Researchers at Samsung Medical Center have discovered that menopausal hormone therapy is effective in reducing overall mortality, the hospital said Wednesday.

Samsung Medical Center in Ilwon-dong, Seoul.

Most menopausal hormone therapy usually starts at the beginning of menopause to treat menopausal disorders. Hormone therapy improves the quality of life, but there are some controversies that the treatment may have side effects such as raising the risk of breast cancer or cardiovascular diseases.

Notably, the U.S. Preventive Services Task Force announced in December 2017 that it does not recommend menopausal hormone therapy in preventing chronic diseases related to aging as there is no overall benefit when considering the risks.

However, the task force added that there was no definite conclusion for the therapy in treating women between the ages of 50 and 59 and stressed the need for further research.

The team, led by Professor Yoon Byung-gu of the department of obstetrics and gynecology at the hospital, analyzed the results of the overall mortality analysis for early postmenopausal women under 60. Professor Bae Jong-myun of the department of preventive medicine at Jeju National University School of Medicine also participated in the study.
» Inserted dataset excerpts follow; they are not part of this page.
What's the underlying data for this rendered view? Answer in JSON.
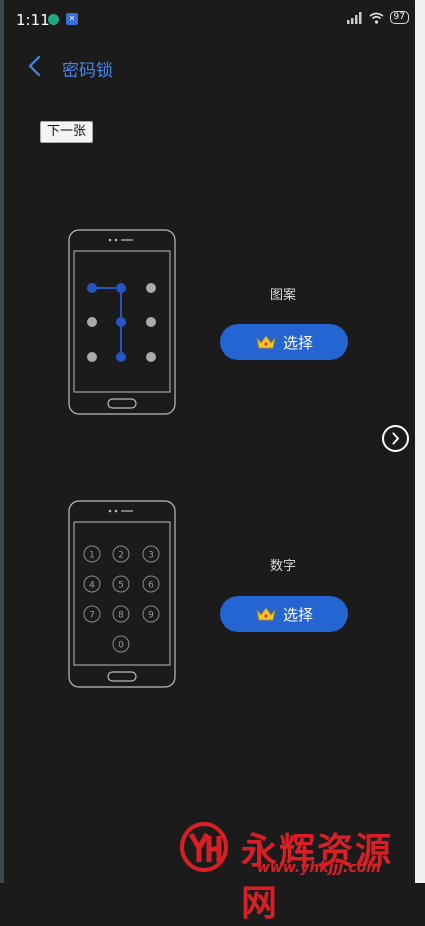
{
  "status_bar": {
    "time": "1:11",
    "battery": "97",
    "icons": [
      "notification-dot-icon",
      "app-badge-icon",
      "hd-signal-icon",
      "wifi-icon",
      "battery-icon"
    ]
  },
  "header": {
    "title": "密码锁",
    "back_icon": "chevron-left-icon"
  },
  "tooltip": {
    "next_label": "下一张"
  },
  "options": [
    {
      "label": "图案",
      "button_label": "选择",
      "badge_icon": "crown-icon"
    },
    {
      "label": "数字",
      "button_label": "选择",
      "badge_icon": "crown-icon"
    }
  ],
  "keypad_digits": [
    "1",
    "2",
    "3",
    "4",
    "5",
    "6",
    "7",
    "8",
    "9",
    "0"
  ],
  "nav_arrow_icon": "chevron-right-circle-icon",
  "watermark": {
    "text": "永辉资源网",
    "url": "www.yhkjjj.com"
  },
  "colors": {
    "accent": "#2565d1",
    "title": "#4a84e3",
    "pattern_dot": "#2456c4",
    "watermark": "#d91f26"
  }
}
The team investigated the effects of hormone therapy on early postmenopausal women regarding overall mortality rates based on four long-term clinical trials – two trials involving healthy people and two tests involving patients with chronic diseases such as coronary artery disease.

As a result, a healthy postmenopausal woman under 60 years of age had a significantly lower overall mortality rate of 13 percent when treated with menopausal hormone therapy. The patient group also showed a 16 percent decrease in their overall mortality rate.

The combined analysis of the two groups resulted in a 13 percent reduction in overall mortality. Also, estrogen and progestogen combination therapy was more effective than estrogen monotherapy.

The team also discovered that menopausal hormone therapy further decreased mortality during treatment. The overall mortality rate for this period was 41 percent for both groups.

“The research showed that patients should not postpone treatment because of misunderstanding and worries about menopausal hormone therapy,” Professor Yoon said.